Someone, however, apparently took that exploding bullet idea to heart. The next attempt was the OICW, the Objective Infantry Combat Weapon, a combined rifle and (semi) smart, fairly flat shooting, 20mm grenade launcher. This effort, while not reaching the previous attempt’s stated goal of 100% improvement in the rifle, still managed to chop the length of the rifle barrel down to something that even an M4 could sneer at, while allowing for the launching an utterly and preposterously inadequate 20mm grenade, albeit with great accuracy.

On the other hand, OICW did at least manage a more that 200% increase… in the weight… before being killed… after spending… well… nobody seems willing to admit what was spent. One suspects that the sunk and lost cost of OICW was just staggering, beyond belief.

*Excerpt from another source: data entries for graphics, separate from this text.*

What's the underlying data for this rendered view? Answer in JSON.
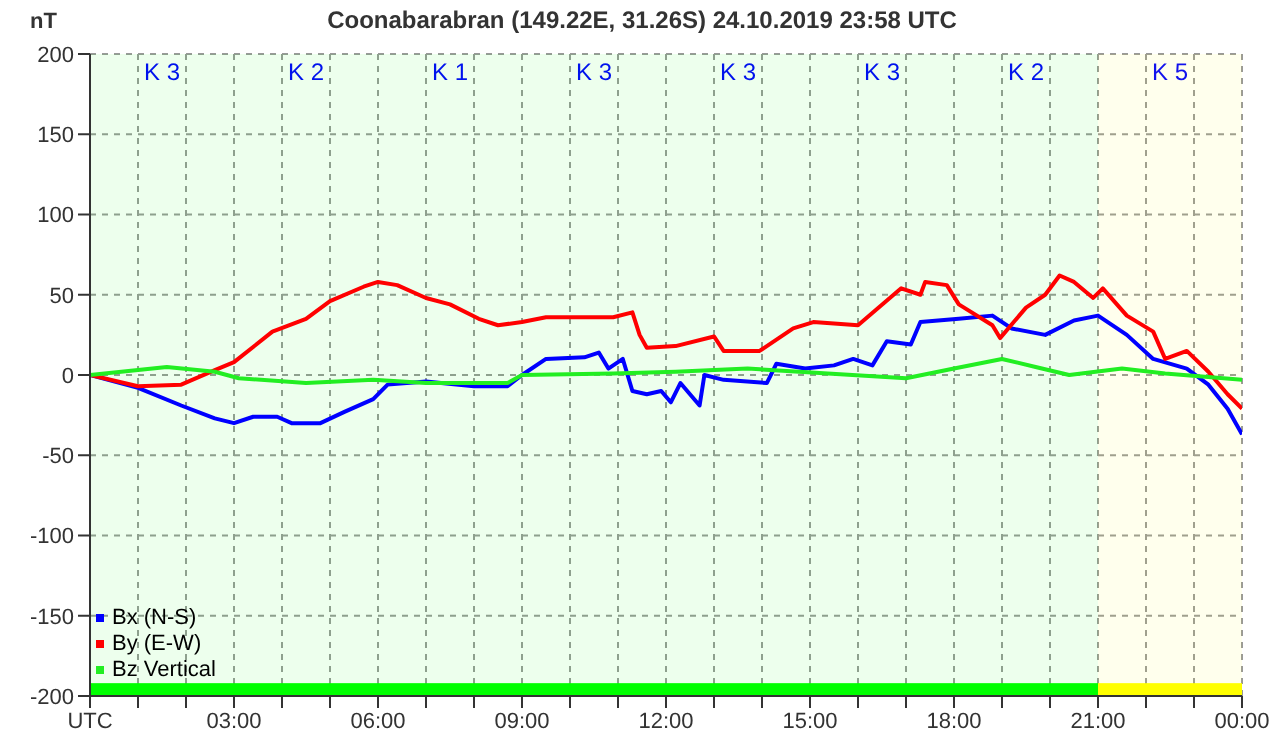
{
  "chart_data": {
    "type": "line",
    "title": "Coonabarabran (149.22E, 31.26S) 24.10.2019 23:58 UTC",
    "ylabel": "nT",
    "xlim": [
      0,
      24
    ],
    "xticks": [
      {
        "value": 0,
        "label": "UTC"
      },
      {
        "value": 1,
        "label": null
      },
      {
        "value": 2,
        "label": null
      },
      {
        "value": 3,
        "label": "03:00"
      },
      {
        "value": 4,
        "label": null
      },
      {
        "value": 5,
        "label": null
      },
      {
        "value": 6,
        "label": "06:00"
      },
      {
        "value": 7,
        "label": null
      },
      {
        "value": 8,
        "label": null
      },
      {
        "value": 9,
        "label": "09:00"
      },
      {
        "value": 10,
        "label": null
      },
      {
        "value": 11,
        "label": null
      },
      {
        "value": 12,
        "label": "12:00"
      },
      {
        "value": 13,
        "label": null
      },
      {
        "value": 14,
        "label": null
      },
      {
        "value": 15,
        "label": "15:00"
      },
      {
        "value": 16,
        "label": null
      },
      {
        "value": 17,
        "label": null
      },
      {
        "value": 18,
        "label": "18:00"
      },
      {
        "value": 19,
        "label": null
      },
      {
        "value": 20,
        "label": null
      },
      {
        "value": 21,
        "label": "21:00"
      },
      {
        "value": 22,
        "label": null
      },
      {
        "value": 23,
        "label": null
      },
      {
        "value": 24,
        "label": "00:00"
      }
    ],
    "ylim": [
      -200,
      200
    ],
    "yticks": [
      -200,
      -150,
      -100,
      -50,
      0,
      50,
      100,
      150,
      200
    ],
    "grid": true,
    "legend": "bottom left",
    "marker": "none",
    "line_style": "solid",
    "bands": [
      {
        "axis": "x",
        "from": 0,
        "to": 3,
        "label": "K 3",
        "color": "#00ff00"
      },
      {
        "axis": "x",
        "from": 3,
        "to": 6,
        "label": "K 2",
        "color": "#00ff00"
      },
      {
        "axis": "x",
        "from": 6,
        "to": 9,
        "label": "K 1",
        "color": "#00ff00"
      },
      {
        "axis": "x",
        "from": 9,
        "to": 12,
        "label": "K 3",
        "color": "#00ff00"
      },
      {
        "axis": "x",
        "from": 12,
        "to": 15,
        "label": "K 3",
        "color": "#00ff00"
      },
      {
        "axis": "x",
        "from": 15,
        "to": 18,
        "label": "K 3",
        "color": "#00ff00"
      },
      {
        "axis": "x",
        "from": 18,
        "to": 21,
        "label": "K 2",
        "color": "#00ff00"
      },
      {
        "axis": "x",
        "from": 21,
        "to": 24,
        "label": "K 5",
        "color": "#ffff00"
      }
    ],
    "series": [
      {
        "name": "Bx (N-S)",
        "color": "#0000ff",
        "x": [
          0,
          1,
          1.9,
          2.6,
          3,
          3.4,
          3.9,
          4.2,
          4.8,
          5.3,
          5.9,
          6.2,
          7,
          8,
          8.7,
          9,
          9.5,
          10.3,
          10.6,
          10.8,
          11.1,
          11.3,
          11.6,
          11.9,
          12.1,
          12.3,
          12.7,
          12.8,
          13.2,
          14.1,
          14.3,
          14.9,
          15.5,
          15.9,
          16.3,
          16.6,
          17.1,
          17.3,
          18.1,
          18.8,
          19.2,
          19.9,
          20.5,
          21,
          21.6,
          22.15,
          22.85,
          23.3,
          23.7,
          24
        ],
        "values": [
          0,
          -8,
          -19,
          -27,
          -30,
          -26,
          -26,
          -30,
          -30,
          -23,
          -15,
          -6,
          -4,
          -7,
          -7,
          0,
          10,
          11,
          14,
          4,
          10,
          -10,
          -12,
          -10,
          -17,
          -5,
          -19,
          0,
          -3,
          -5,
          7,
          4,
          6,
          10,
          6,
          21,
          19,
          33,
          35,
          37,
          29,
          25,
          34,
          37,
          25,
          10,
          4,
          -6,
          -21,
          -37
        ]
      },
      {
        "name": "By (E-W)",
        "color": "#ff0000",
        "x": [
          0,
          1,
          1.9,
          2.6,
          3,
          3.8,
          4.5,
          5,
          5.7,
          6,
          6.4,
          7,
          7.5,
          8.1,
          8.5,
          9,
          9.5,
          10.9,
          11.3,
          11.45,
          11.6,
          12.2,
          13,
          13.2,
          13.95,
          14.65,
          15.07,
          16,
          16.9,
          17.3,
          17.4,
          17.85,
          18.1,
          18.8,
          18.96,
          19.5,
          19.9,
          20.2,
          20.5,
          20.9,
          21.1,
          21.6,
          22.15,
          22.4,
          22.85,
          23.3,
          23.7,
          24
        ],
        "values": [
          0,
          -7,
          -6,
          3,
          8,
          27,
          35,
          46,
          55,
          58,
          56,
          48,
          44,
          35,
          31,
          33,
          36,
          36,
          39,
          25,
          17,
          18,
          24,
          15,
          15,
          29,
          33,
          31,
          54,
          50,
          58,
          56,
          44,
          31,
          23,
          42,
          50,
          62,
          58,
          48,
          54,
          37,
          27,
          10,
          15,
          2,
          -12,
          -21
        ]
      },
      {
        "name": "Bz Vertical",
        "color": "#22ee22",
        "x": [
          0,
          1.6,
          2.6,
          3.1,
          4.5,
          5.9,
          7,
          8.7,
          9,
          10.9,
          12.2,
          13.7,
          17,
          18,
          19,
          19.7,
          20.4,
          21.5,
          22.4,
          24
        ],
        "values": [
          0,
          5,
          2,
          -2,
          -5,
          -3,
          -5,
          -5,
          0,
          1,
          2,
          4,
          -2,
          4,
          10,
          5,
          0,
          4,
          1,
          -3
        ]
      }
    ]
  }
}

And you know what’s really scary there? This is scary: The French PAPOP-2 seems to actually do most of what OICW was supposed to, without either castrating the rifle or making it a joke in poor taste, and while tossing a 35mm grenade that is actually pretty lethal, while keeping the weight within something more or less tolerable. That’s right, the French. Savor the taste of that one for a while.

It’s just as well DoD hasn’t hired John C. Wright as a consultant. Forget exploding bullets, they’d be blowing billions on AI bullets smart enough to argue with the shooter over the windage.